Blog: Black-out

02 april 2020

‘Ik ga altijd fluitend naar school en fluitend naar huis’, zei Floris toen ik hem vorige week voor het eerst sprak. Floris – vanwege privacyredenen niet zijn echte naam – is de leerling aan wie ik ben gekoppeld via project Thuisschoolmaatje.

Ik ben dus zijn maatje. Een maatje die vijftig jaar ouder is. Zijn mentor had me het een en ander over hem verteld. Dat was informatief, maar Floris kon het ook goed zelf verwoorden. ‘Ik zit in de tweede van de TL,’ zei hij, ‘en ik wil eigenlijk naar de havo.’ ‘Ik heb een hoog IQ, maar ben ook dyslectisch.’ Zijn mentor voegde er aan toe dat hij ook ADD heeft.

Wat zou ik voor deze fluitende fietser kunnen betekenen, vroeg ik me af.

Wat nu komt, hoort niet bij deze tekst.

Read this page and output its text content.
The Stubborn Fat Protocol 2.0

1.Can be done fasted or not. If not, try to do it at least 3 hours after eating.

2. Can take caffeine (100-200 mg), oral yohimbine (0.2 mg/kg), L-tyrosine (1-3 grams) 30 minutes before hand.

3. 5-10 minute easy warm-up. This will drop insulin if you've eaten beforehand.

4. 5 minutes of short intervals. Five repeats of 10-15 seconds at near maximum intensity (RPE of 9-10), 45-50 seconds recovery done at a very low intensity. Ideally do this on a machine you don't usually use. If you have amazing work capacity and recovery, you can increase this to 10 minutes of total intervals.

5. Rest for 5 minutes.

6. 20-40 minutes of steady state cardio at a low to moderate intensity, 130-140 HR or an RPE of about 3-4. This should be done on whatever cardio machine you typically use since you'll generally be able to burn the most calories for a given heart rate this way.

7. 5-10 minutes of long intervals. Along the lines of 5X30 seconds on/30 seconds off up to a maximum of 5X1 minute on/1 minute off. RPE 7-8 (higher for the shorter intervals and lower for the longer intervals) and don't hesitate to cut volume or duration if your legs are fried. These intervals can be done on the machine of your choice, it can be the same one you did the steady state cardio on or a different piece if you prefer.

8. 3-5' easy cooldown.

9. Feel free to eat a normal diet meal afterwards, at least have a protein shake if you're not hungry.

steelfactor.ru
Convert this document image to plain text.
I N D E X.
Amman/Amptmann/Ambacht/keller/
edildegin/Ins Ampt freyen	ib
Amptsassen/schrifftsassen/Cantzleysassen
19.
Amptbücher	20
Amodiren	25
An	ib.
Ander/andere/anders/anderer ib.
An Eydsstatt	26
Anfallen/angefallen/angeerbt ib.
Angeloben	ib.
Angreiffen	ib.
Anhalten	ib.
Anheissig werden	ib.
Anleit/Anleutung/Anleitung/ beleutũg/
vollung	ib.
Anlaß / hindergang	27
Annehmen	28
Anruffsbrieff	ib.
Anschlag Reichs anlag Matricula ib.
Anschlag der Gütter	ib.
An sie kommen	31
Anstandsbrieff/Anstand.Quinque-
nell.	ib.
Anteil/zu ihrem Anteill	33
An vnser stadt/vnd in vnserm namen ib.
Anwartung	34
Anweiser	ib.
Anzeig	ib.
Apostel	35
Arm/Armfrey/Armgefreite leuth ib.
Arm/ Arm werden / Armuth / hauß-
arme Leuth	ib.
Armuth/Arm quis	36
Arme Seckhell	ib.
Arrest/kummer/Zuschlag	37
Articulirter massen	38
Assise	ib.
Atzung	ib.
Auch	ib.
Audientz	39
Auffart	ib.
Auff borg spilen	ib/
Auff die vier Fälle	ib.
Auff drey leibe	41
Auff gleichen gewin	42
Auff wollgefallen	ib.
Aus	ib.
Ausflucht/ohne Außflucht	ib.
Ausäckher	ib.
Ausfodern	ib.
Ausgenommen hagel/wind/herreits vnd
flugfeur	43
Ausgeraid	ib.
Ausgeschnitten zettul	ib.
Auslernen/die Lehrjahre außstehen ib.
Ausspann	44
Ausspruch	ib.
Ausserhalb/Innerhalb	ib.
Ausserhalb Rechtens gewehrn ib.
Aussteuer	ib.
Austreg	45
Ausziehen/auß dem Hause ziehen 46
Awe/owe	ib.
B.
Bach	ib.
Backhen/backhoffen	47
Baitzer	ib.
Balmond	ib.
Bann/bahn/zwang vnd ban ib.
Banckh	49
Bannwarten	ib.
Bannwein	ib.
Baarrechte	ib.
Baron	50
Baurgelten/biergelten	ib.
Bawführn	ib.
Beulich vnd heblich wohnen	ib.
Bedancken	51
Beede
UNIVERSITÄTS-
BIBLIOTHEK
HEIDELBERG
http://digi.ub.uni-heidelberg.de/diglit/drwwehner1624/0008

Nou daar had Floris wel een idee bij. ‘Ik heb moeite met structuur en planning, als je (jazeker, je…) daarbij kan helpen graag.’ Nu met het onderwijs op afstand wordt het planningsprobleem nog lastiger.

Het was de mentor zelf die hem de suggestie van het maatje deed. Hij zag er wel wat in en zijn ouders ook. Al tijdens het eerste gesprek toonde hij zijn openheid en kwetsbaarheid. Hij vertelde dat hij die middag een totale black-out kreeg bij zijn eerste presentatie in het Engels. ‘De eerste zinnen gingen nog wel, maar daarna wist ik helemaal niets meer en kon ik niets meer zeggen in het Engels.’ Hij vertelde waar het over moest gaan en hoe hij zich had voorbereid. Het was een puur en eerlijk, maar ook wat triest verhaal van een jongen die zo graag wil, maar op dat moment net niet kon. Ik voelde met hem mee. En ik hoefde niet eens moeite te doen het gevoel op te roepen dat ik zelf had als ik als puber faalde. Het was er direct. We spraken er over. Over hoe moeilijk zo’n eerste presentatie in een andere taal is, dat mij het ook is overkomen, hoe je de lat voor jezelf wat lager kunt leggen, hoe je iets kunt omschrijven als je vastloopt met zinnen die je hebt voorbereid, maar er op het moment suprême niet uitkomen.

Hij appte me de volgende dag dat hij die middag een herkansing had. We appten nog wat op en neer ter voorbereiding. Hij had geoefend met zijn ouders. Na afloop belde hij op. ‘Het ging goed’, zei hij opgelucht. Ik was zo blij voor hem, alsof het mijn eigen kind was.